Bundling landscape design services with soil, mulch, and garden supply sales creates a revenue multiplier many yard care businesses miss. Your customers already trust you for materials—why not position yourself as the expert who designs where those materials go? This hybrid approach attracts higher-ticket projects and reduces customer acquisition cost.
Why Bundle Design with Supply Sales
Landscape design sells soil and mulch; soil and mulch justify better design. When a homeowner hires you purely to deliver 10 cubic yards of premium topsoil, margins stay thin and project value caps early. But if you've already walked their property, sketched a planting plan, and explained why that specific loam works for their clay subgrade, they're now buying confidence alongside the product.

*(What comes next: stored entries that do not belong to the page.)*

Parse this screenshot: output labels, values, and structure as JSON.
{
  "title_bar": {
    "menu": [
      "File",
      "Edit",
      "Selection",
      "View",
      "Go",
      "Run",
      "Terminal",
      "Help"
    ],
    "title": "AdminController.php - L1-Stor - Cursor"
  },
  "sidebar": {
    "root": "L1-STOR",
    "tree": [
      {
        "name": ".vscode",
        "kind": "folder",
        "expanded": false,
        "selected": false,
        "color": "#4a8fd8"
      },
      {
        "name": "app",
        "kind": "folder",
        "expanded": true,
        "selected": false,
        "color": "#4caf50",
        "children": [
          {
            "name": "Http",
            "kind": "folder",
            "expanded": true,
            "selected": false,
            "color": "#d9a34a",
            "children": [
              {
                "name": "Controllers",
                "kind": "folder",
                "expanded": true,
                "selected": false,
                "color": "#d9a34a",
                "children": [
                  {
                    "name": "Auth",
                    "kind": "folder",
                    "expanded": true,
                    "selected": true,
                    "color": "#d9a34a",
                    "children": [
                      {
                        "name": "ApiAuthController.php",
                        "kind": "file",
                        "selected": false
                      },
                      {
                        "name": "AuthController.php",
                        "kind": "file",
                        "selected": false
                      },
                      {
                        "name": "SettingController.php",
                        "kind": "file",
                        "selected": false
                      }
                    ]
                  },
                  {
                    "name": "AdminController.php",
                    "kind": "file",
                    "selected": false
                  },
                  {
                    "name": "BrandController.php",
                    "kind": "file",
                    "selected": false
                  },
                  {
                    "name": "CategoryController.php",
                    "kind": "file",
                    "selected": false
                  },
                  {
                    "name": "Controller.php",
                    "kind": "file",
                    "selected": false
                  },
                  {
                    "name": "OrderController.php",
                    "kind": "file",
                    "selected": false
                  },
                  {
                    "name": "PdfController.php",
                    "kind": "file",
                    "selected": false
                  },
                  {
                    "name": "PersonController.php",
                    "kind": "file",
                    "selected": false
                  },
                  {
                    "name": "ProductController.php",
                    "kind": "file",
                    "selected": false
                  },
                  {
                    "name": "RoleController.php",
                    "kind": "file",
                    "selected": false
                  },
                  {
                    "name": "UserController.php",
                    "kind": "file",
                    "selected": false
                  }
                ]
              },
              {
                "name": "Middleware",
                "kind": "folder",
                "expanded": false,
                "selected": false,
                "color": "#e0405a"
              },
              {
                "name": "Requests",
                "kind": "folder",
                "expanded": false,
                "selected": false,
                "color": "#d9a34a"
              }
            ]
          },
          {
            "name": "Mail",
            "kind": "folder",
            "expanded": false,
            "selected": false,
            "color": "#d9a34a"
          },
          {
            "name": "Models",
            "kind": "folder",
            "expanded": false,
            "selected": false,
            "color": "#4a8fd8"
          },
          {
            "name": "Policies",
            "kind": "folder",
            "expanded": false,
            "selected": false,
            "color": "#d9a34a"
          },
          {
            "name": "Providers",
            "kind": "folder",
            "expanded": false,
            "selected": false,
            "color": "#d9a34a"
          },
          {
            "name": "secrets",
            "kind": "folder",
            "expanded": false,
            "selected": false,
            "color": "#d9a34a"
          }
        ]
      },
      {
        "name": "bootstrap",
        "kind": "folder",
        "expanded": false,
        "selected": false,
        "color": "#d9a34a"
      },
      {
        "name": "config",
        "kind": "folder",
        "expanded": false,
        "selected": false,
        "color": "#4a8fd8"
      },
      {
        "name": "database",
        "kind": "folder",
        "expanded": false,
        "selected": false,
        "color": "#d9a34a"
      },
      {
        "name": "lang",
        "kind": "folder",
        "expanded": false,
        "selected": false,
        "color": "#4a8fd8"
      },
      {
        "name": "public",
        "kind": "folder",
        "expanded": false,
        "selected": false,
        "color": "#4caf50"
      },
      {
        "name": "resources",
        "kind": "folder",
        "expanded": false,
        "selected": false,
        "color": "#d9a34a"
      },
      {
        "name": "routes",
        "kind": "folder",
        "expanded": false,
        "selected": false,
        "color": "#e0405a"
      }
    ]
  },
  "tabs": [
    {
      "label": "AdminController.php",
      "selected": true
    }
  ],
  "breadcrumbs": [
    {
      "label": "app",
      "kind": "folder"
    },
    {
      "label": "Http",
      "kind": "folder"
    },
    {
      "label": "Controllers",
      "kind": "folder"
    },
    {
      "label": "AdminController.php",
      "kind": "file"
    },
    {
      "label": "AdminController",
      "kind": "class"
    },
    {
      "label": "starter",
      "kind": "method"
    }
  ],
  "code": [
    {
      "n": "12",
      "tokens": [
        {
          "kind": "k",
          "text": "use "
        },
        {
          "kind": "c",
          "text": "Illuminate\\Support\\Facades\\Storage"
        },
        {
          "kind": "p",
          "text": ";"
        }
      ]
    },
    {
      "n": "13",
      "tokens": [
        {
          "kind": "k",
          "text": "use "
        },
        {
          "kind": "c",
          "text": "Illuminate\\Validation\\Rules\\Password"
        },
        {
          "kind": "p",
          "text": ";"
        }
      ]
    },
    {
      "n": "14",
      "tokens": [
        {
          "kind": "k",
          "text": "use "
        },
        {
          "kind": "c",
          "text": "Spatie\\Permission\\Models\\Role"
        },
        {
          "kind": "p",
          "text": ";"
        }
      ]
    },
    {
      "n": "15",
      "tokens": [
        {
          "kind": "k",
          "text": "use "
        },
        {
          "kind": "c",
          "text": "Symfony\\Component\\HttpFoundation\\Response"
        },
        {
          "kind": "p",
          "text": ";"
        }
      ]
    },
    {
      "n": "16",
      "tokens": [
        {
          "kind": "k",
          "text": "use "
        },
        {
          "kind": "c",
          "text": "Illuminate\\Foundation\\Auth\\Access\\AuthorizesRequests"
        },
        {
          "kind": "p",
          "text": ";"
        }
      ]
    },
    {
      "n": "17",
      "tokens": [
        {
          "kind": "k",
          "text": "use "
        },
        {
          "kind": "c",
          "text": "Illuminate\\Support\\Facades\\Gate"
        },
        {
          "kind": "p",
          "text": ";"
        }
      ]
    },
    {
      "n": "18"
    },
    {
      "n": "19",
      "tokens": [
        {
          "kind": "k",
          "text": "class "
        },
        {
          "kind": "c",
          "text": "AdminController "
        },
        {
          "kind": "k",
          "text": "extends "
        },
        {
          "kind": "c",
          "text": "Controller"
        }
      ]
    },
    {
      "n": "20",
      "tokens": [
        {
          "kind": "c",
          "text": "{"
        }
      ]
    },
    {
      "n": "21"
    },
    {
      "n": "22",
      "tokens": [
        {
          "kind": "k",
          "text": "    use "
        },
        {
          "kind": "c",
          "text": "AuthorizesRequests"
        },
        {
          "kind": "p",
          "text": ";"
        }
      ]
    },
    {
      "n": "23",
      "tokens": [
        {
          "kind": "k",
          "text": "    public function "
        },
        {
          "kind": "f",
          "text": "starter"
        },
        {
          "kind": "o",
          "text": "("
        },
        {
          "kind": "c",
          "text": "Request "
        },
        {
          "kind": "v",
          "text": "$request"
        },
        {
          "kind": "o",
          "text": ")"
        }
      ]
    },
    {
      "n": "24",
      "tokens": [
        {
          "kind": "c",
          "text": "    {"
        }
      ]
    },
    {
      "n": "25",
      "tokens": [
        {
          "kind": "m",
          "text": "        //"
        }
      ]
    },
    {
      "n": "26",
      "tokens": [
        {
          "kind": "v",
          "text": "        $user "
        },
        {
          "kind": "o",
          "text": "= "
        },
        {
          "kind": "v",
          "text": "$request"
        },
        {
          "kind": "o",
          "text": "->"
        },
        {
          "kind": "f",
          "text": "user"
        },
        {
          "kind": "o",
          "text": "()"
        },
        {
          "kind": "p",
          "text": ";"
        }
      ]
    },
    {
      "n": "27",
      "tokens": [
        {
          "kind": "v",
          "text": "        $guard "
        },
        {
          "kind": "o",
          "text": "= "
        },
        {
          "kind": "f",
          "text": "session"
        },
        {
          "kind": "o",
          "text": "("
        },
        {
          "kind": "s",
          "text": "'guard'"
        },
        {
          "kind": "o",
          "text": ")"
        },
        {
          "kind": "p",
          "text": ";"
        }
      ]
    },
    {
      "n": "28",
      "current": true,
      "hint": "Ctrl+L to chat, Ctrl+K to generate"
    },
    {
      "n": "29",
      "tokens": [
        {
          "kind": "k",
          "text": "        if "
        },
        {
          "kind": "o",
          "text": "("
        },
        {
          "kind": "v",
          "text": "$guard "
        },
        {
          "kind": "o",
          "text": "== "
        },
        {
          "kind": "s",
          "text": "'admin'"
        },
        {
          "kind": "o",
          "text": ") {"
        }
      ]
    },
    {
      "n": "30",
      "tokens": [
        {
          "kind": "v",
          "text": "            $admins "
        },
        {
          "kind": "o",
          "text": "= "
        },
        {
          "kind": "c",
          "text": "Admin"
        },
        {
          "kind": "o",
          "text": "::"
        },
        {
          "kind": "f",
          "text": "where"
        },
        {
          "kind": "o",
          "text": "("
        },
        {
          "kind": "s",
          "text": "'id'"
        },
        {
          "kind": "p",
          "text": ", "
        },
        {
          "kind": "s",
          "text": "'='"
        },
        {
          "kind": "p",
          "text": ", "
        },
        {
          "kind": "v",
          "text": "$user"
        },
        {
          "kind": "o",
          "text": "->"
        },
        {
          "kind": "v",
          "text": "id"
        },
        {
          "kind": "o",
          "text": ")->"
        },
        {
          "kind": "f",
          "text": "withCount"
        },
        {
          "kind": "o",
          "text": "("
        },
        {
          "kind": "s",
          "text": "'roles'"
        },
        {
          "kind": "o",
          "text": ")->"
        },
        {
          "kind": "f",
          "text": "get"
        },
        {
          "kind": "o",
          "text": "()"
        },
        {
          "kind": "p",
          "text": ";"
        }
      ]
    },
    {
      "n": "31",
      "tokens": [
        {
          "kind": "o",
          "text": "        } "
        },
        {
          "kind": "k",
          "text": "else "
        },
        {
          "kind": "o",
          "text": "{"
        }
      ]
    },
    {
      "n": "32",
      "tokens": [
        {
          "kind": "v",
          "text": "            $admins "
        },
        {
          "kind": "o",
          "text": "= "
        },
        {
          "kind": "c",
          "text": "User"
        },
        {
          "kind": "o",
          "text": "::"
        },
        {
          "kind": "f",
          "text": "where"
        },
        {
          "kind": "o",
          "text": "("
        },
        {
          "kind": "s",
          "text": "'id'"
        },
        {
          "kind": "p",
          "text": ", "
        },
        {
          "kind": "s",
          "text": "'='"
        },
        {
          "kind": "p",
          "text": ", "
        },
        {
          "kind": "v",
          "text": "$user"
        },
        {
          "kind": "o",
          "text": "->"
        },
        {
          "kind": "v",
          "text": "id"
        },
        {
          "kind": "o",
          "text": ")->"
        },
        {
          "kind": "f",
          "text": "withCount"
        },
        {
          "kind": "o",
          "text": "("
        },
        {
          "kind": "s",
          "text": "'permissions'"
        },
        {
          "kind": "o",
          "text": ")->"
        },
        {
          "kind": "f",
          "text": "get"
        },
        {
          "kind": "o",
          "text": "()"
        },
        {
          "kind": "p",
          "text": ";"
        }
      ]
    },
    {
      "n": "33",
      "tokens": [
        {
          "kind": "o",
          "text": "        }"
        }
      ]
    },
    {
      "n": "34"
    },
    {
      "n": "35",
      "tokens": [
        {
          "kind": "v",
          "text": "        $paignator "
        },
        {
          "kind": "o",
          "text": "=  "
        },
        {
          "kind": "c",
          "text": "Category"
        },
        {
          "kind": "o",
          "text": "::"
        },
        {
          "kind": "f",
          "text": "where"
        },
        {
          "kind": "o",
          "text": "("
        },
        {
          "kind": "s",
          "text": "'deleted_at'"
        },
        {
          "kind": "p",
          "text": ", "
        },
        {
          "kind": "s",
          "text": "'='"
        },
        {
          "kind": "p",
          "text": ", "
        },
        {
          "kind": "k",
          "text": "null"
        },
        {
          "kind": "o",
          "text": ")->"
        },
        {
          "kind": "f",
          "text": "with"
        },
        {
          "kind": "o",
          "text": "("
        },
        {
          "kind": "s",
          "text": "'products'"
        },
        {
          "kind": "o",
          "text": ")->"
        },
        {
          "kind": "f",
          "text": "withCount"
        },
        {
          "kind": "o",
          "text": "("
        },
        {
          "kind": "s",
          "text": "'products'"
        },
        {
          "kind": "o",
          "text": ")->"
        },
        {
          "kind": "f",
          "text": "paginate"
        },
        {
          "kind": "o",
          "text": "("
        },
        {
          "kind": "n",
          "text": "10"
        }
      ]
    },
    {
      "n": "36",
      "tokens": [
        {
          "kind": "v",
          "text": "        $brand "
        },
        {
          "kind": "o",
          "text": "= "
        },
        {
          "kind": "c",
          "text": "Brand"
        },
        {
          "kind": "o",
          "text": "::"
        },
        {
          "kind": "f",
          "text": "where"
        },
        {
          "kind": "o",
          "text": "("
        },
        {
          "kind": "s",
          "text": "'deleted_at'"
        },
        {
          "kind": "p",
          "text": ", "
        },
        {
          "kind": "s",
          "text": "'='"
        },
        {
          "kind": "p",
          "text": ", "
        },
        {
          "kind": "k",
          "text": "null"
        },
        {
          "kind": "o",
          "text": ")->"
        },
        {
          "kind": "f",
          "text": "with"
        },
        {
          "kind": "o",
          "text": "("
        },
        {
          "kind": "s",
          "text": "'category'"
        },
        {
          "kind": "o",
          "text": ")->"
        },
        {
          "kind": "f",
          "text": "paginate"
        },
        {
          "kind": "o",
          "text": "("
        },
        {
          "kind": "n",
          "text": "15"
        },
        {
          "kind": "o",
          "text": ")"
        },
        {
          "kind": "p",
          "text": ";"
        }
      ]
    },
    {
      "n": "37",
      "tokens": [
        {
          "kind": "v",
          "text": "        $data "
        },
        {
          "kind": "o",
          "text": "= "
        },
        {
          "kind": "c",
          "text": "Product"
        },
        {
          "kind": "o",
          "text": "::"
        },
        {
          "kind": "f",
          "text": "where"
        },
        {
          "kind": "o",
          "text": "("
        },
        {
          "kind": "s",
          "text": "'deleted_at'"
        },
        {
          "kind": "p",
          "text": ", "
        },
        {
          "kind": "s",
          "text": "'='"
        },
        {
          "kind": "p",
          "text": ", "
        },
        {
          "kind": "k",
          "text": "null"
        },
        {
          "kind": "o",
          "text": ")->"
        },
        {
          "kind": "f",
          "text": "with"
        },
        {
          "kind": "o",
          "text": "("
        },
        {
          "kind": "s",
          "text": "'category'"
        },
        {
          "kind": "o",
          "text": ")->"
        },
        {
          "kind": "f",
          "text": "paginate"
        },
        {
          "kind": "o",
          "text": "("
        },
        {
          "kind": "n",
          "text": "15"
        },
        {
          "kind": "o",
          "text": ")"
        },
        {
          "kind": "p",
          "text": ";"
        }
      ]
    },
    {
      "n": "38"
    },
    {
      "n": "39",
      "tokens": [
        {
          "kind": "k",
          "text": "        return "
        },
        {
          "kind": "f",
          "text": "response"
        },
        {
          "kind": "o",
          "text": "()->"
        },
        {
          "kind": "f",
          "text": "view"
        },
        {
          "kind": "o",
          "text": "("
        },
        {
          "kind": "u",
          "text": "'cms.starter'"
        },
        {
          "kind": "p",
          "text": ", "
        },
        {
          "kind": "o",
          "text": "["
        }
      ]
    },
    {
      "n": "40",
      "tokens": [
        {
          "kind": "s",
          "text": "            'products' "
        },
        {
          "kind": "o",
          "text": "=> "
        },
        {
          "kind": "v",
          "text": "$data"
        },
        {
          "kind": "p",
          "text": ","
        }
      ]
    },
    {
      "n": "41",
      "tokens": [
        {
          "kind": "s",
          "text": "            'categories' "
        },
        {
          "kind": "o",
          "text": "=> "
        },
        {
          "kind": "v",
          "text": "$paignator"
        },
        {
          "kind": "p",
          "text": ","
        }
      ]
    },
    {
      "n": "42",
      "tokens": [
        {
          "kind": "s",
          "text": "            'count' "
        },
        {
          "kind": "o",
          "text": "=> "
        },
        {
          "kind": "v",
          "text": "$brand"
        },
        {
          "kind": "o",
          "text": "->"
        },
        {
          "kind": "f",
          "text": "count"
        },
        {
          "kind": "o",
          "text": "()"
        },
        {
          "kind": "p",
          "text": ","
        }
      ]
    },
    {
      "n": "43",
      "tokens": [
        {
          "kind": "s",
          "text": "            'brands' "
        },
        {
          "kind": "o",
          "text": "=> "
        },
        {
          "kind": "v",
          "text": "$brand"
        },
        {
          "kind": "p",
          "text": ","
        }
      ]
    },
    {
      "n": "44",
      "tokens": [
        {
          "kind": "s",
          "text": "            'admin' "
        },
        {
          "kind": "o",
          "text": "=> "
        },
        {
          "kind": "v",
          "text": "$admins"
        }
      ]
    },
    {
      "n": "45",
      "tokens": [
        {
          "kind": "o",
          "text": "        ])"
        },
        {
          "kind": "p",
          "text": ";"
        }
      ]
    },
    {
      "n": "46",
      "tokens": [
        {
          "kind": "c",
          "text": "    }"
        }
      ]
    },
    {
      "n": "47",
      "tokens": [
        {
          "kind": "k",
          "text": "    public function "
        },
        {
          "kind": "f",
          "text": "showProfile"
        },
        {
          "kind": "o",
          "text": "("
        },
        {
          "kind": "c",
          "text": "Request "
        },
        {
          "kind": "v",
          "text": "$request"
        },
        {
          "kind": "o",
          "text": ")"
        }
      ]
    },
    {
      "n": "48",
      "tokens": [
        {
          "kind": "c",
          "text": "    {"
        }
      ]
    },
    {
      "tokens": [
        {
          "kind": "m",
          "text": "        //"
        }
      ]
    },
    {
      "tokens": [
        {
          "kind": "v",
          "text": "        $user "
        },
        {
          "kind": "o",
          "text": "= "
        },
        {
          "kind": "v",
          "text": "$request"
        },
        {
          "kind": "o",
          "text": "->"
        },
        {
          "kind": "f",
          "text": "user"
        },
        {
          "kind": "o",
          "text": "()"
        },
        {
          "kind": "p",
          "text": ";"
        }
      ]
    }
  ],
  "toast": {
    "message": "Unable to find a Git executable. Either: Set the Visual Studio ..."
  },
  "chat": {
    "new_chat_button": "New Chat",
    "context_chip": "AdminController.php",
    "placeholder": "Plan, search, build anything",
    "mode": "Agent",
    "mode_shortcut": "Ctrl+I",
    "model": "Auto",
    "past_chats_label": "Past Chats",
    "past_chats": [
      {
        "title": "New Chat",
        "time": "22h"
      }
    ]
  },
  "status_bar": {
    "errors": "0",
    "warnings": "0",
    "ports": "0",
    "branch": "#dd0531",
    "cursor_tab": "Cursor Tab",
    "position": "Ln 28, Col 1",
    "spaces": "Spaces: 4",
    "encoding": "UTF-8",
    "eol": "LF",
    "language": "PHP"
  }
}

This matters because design-driven sales typically command 20–40% price premiums over commodity supply orders. A standard mulch delivery might gross $400–600 on materials; a designed landscape project using that mulch as part of a cohesive plan can easily run $2,500–8,000+ depending on scope.

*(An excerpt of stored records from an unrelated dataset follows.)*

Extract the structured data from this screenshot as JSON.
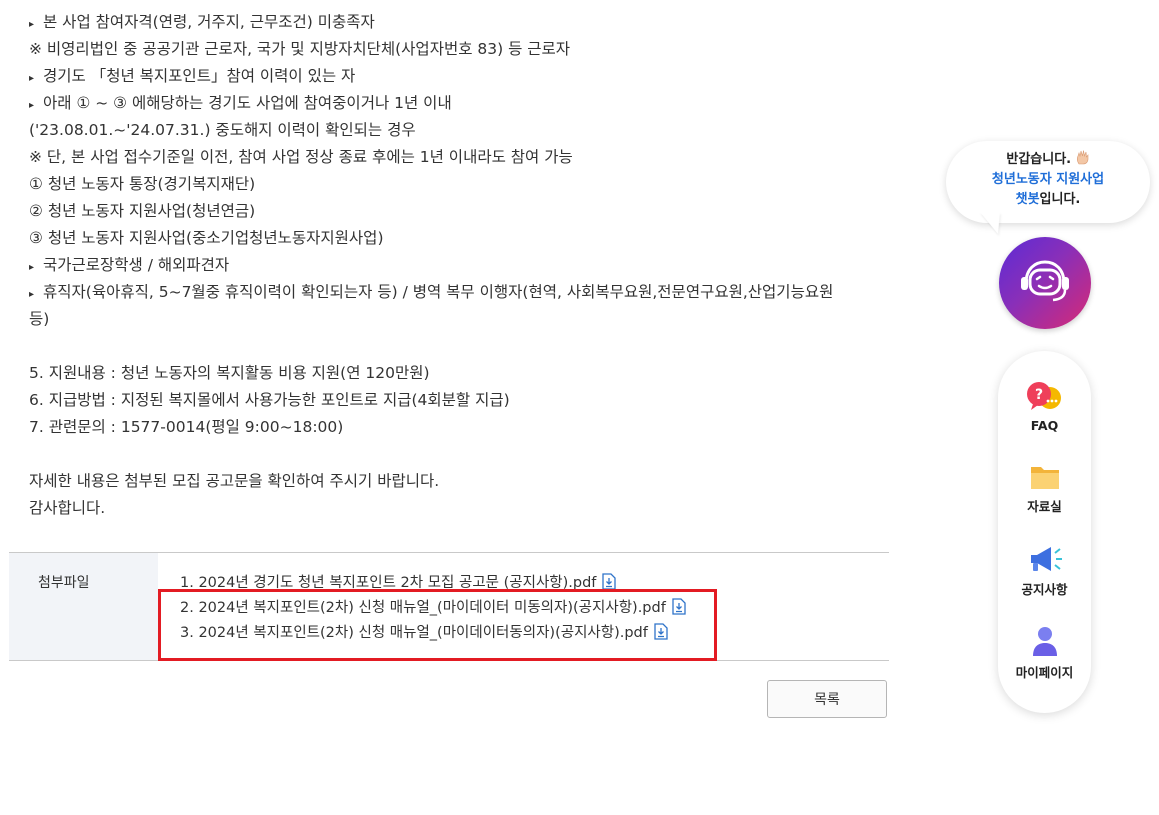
{
  "body": {
    "lines": [
      {
        "bullet": "▸",
        "text": "본 사업 참여자격(연령, 거주지, 근무조건) 미충족자"
      },
      {
        "bullet": "",
        "text": "※ 비영리법인 중 공공기관 근로자, 국가 및 지방자치단체(사업자번호 83) 등 근로자"
      },
      {
        "bullet": "▸",
        "text": "경기도 「청년 복지포인트」참여 이력이 있는 자"
      },
      {
        "bullet": "▸",
        "text": "아래 ① ~ ③ 에해당하는 경기도 사업에 참여중이거나 1년 이내"
      },
      {
        "bullet": "",
        "text": "('23.08.01.~'24.07.31.) 중도해지 이력이 확인되는 경우"
      },
      {
        "bullet": "",
        "text": "※ 단, 본 사업 접수기준일 이전, 참여 사업 정상 종료 후에는 1년 이내라도 참여 가능"
      },
      {
        "bullet": "",
        "text": "① 청년 노동자 통장(경기복지재단)"
      },
      {
        "bullet": "",
        "text": "② 청년 노동자 지원사업(청년연금)"
      },
      {
        "bullet": "",
        "text": "③ 청년 노동자 지원사업(중소기업청년노동자지원사업)"
      },
      {
        "bullet": "▸",
        "text": "국가근로장학생 / 해외파견자"
      },
      {
        "bullet": "▸",
        "text": "휴직자(육아휴직, 5~7월중 휴직이력이 확인되는자 등) / 병역 복무 이행자(현역, 사회복무요원,전문연구요원,산업기능요원"
      },
      {
        "bullet": "",
        "text": "등)"
      },
      {
        "bullet": "",
        "text": ""
      },
      {
        "bullet": "",
        "text": "5. 지원내용 : 청년 노동자의 복지활동 비용 지원(연 120만원)"
      },
      {
        "bullet": "",
        "text": "6. 지급방법 : 지정된 복지몰에서 사용가능한 포인트로 지급(4회분할 지급)"
      },
      {
        "bullet": "",
        "text": "7. 관련문의 : 1577-0014(평일 9:00~18:00)"
      },
      {
        "bullet": "",
        "text": ""
      },
      {
        "bullet": "",
        "text": "자세한 내용은 첨부된 모집 공고문을 확인하여 주시기 바랍니다."
      },
      {
        "bullet": "",
        "text": "감사합니다."
      }
    ]
  },
  "attachments": {
    "label": "첨부파일",
    "files": [
      {
        "name": "1. 2024년 경기도 청년 복지포인트 2차 모집 공고문 (공지사항).pdf",
        "icon": "download-icon"
      },
      {
        "name": "2. 2024년 복지포인트(2차) 신청 매뉴얼_(마이데이터 미동의자)(공지사항).pdf",
        "icon": "download-icon"
      },
      {
        "name": "3. 2024년 복지포인트(2차) 신청 매뉴얼_(마이데이터동의자)(공지사항).pdf",
        "icon": "download-icon"
      }
    ],
    "highlight_color": "#e31b23"
  },
  "list_button": "목록",
  "chatbot": {
    "greeting": "반갑습니다.",
    "greeting_icon": "waving-hand-icon",
    "service": "청년노동자 지원사업",
    "bot_name": "챗봇",
    "bot_suffix": "입니다.",
    "accent": "#1f6ed8"
  },
  "quick_menu": [
    {
      "label": "FAQ",
      "icon": "faq-icon"
    },
    {
      "label": "자료실",
      "icon": "folder-icon"
    },
    {
      "label": "공지사항",
      "icon": "megaphone-icon"
    },
    {
      "label": "마이페이지",
      "icon": "user-icon"
    }
  ]
}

Setting Your Design Fee Structure
Most garden supply businesses new to design pricing make one mistake: bundling fees into the product quote. Instead, separate design from materials. Your design consultation should be a standalone line item, priced independently.
Typical pricing approaches:
- Hourly consultation: $50–150/hour for initial site visit and plan sketching (most common for small residential projects)
- Flat-fee design package: $300–800 for a complete planting and layout plan for a standard residential yard (under 0.25 acres)
- Design-plus-supply models: Charge $400–600 upfront for design, then waive or credit 25–50% back if the customer purchases materials from you
- Percentage markup: Add 15–25% to total project cost (soil, mulch, plants, amendments) as your design and labor component
For larger commercial or multi-phase projects (parking strips, foundation beds, full yard renovations), bid design at $1,200–3,500 flat fee or at 10–20% of total project value.
Qualifying Design Clients Worth Your Time
Not every customer inquiry deserves a full site visit. Filter before you invest hours:
- Minimum project size: Set a floor—typically $1,000 minimum materials spend to justify design time. Don't design a 100-square-foot area if you're only selling $200 of mulch.
- Scope clarity: Ask upfront: Are they redesigning one bed, multiple beds, or the entire yard? A full yard redesign in a 0.5-acre residential lot justifies 4–6 hours; a single foundation bed doesn't.
- Genuine intent: Clients shopping three designers and requesting free sketches often don't convert. Charge even nominal consultation fees ($50–100) to filter serious buyers.
- Decision-maker present: Schedule site visits only when the homeowner or primary decision-maker can walk the property with you. Otherwise, you're wasting time.
Packaging Design with Your Product Line
Your soil, mulch, and amendment inventory becomes your design toolkit. When pitching projects, tie specific materials to specific design choices:
- Premium blend topsoil with perennial beds (drainage, nutrient profile, settling timeline)
- Hardwood mulch vs. cedar vs. rubber for different aesthetic and maintenance profiles
- Soil amendments (compost, aged manure, peat) matched to plant selections and existing conditions
- Specialty soils for raised beds, containers, or specific plant types (ericaceous for blueberries, cactus mixes, etc.)
Customers value guidance. Walking them through why a $45/cubic-yard loam works better than a $20/yard basic fill—and showing how it directly supports the plantings you've designed—justifies both the design fee and the premium material price.
Getting Found and Converting Leads
The majority of landscape design clients start with an online search for "landscape designer near me" or "mulch supplier + design." Listing your services on Mercoly ensures you're visible when local customers search for both design and supplies, helping you capture leads actively ready to buy and filtering out tire-kickers.
Frequently Asked Questions
Q: How much should I charge to visit a property and provide a rough sketch? A: Charge $75–150 for a site visit plus rough sketch, credited back 50% if they hire you for the full project. This filters serious clients and covers your fuel and time.
Q: Should I design for free if the customer buys materials from me? A: No. Even if you credit design fees against materials, state a design cost upfront. It establishes value and prevents scope creep.
Q: What if a customer wants design but buys soil elsewhere? A: Charge full design rates (not discounted). You're selling expertise and labor, not subsidizing their material shopping around.
Start by pricing one design package this week and promoting it alongside your supply catalog to test market response.